The Tea Party might not be a flash in the pan.
Charlie Crist’s departure from the Republican Party in Florida has a lot of people wondering just what’s happening to us. It’s a good question. As it turns out, there’s only one time in our (relatively) short history when something like this happened before.
The United States has always had a two-party system. We’re set up so that third parties can safely be ignored. Their only real impact has always been as a “spoiler” – as when Ralph Nader single-handedly elected the idiot Bush in 2000 (to his everlasting shame). But just once in history, it didn’t work that way.
In the 1850’s, our nation was unalterably split over the question of slavery. The Supreme Court had ruled in the Dred Scott case that slaves were still slaves even if they were taken to a free state. It all boiled over with the Kansas-Nebraska Act, which was essentially a “states rights” law that said states could decide by popular vote whether they would allow slavery or not. (Back then, Democrats were the champions of “states rights”!) Whigs, the opposition to the Democrats at the time, could never figure out where they stood on the issue. Here’s Wikipedia’s take on it:
“The party was ultimately destroyed by the question of whether to allow the expansion of slavery to the territories. With deep fissures in the party on this question, the anti-slavery faction successfully prevented the nomination of its own incumbent President Fillmore in the 1852 presidential election; instead, the party nominated General Winfield Scott, who was soundly defeated. Its leaders quit politics (as Lincoln did temporarily) or changed parties. The voter base defected to the Republican Party, various coalition parties in some states, and to the Democratic Party. By the 1856 presidential election, the party had lost its ability to maintain a national coalition of effective state parties.”

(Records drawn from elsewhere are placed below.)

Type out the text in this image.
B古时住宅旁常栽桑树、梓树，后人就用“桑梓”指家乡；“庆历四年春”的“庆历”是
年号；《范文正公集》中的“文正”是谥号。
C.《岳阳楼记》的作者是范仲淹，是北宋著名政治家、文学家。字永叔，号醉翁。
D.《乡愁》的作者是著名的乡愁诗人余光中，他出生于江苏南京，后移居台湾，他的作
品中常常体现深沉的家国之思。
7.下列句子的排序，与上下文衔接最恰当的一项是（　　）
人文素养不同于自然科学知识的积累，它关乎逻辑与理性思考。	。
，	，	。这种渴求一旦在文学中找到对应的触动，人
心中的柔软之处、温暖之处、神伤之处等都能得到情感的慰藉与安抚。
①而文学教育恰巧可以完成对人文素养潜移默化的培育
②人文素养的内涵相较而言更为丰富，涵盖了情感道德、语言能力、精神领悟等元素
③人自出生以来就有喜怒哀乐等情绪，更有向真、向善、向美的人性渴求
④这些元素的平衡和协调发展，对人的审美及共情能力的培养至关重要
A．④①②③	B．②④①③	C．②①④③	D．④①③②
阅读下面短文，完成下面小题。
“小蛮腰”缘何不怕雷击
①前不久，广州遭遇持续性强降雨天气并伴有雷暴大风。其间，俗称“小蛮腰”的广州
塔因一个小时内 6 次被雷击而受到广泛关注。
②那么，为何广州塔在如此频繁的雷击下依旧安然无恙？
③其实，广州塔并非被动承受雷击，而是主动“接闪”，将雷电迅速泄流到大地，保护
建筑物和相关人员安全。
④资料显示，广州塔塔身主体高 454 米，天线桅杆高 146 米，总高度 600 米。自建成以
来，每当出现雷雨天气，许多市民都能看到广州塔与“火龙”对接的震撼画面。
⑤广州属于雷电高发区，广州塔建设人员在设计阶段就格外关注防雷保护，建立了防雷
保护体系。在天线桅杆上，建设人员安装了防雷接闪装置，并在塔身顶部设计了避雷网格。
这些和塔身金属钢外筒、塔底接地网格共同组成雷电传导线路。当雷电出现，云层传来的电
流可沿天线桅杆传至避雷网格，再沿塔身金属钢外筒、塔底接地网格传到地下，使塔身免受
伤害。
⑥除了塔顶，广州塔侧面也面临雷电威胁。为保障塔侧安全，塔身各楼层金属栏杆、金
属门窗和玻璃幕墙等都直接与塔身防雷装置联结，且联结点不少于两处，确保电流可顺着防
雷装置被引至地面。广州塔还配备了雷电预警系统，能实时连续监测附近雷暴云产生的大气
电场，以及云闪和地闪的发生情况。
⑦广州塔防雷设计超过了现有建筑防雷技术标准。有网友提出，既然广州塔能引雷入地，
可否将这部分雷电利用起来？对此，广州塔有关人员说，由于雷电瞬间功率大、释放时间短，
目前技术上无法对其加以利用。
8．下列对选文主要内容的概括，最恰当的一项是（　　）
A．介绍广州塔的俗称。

This is essentially what the Tea Party people want to do – destroy the Republican Party as it now stands and elect the next President, just as Lincoln was elected in 1860, on the ashes. It’s not that far fetched. Today’s Republicans can’t figure out what they stand for either. Grass-roots Republicans believe in balanced budgets, non-interference in foreign wars, and smaller governments. Republican administrations run monsterous budget deficits, start or continue foreign wars, and expand the federal government. (Bush was responsible for the biggest expansion of federal power seen since Roosevelt.) Republican voters tend to vote “against” the other guy rather than “for” their own guy (They are ‘The Party of No’.) but they figure it out eventually.
There is no single, soul wrenching issue that unites them like slavery united the Republicans in 1860, however. Even if the Tea Party people were somehow successful, I’m not sure what they would do.
The key lesson for the Democrats in all this is to avoid the same awful fate. Passing health care was a good first step in actually standing for something. But we need more. Much more.
Could it be that our problems on the border with Mexico be that factor ? Their are certainly a lot of citizens in this country who have very strong feelings one way or the other. Lena
Doubtful. Some people get very excited about that issue, but not enough to be the kind of once-in-two-centuries crisis that they need.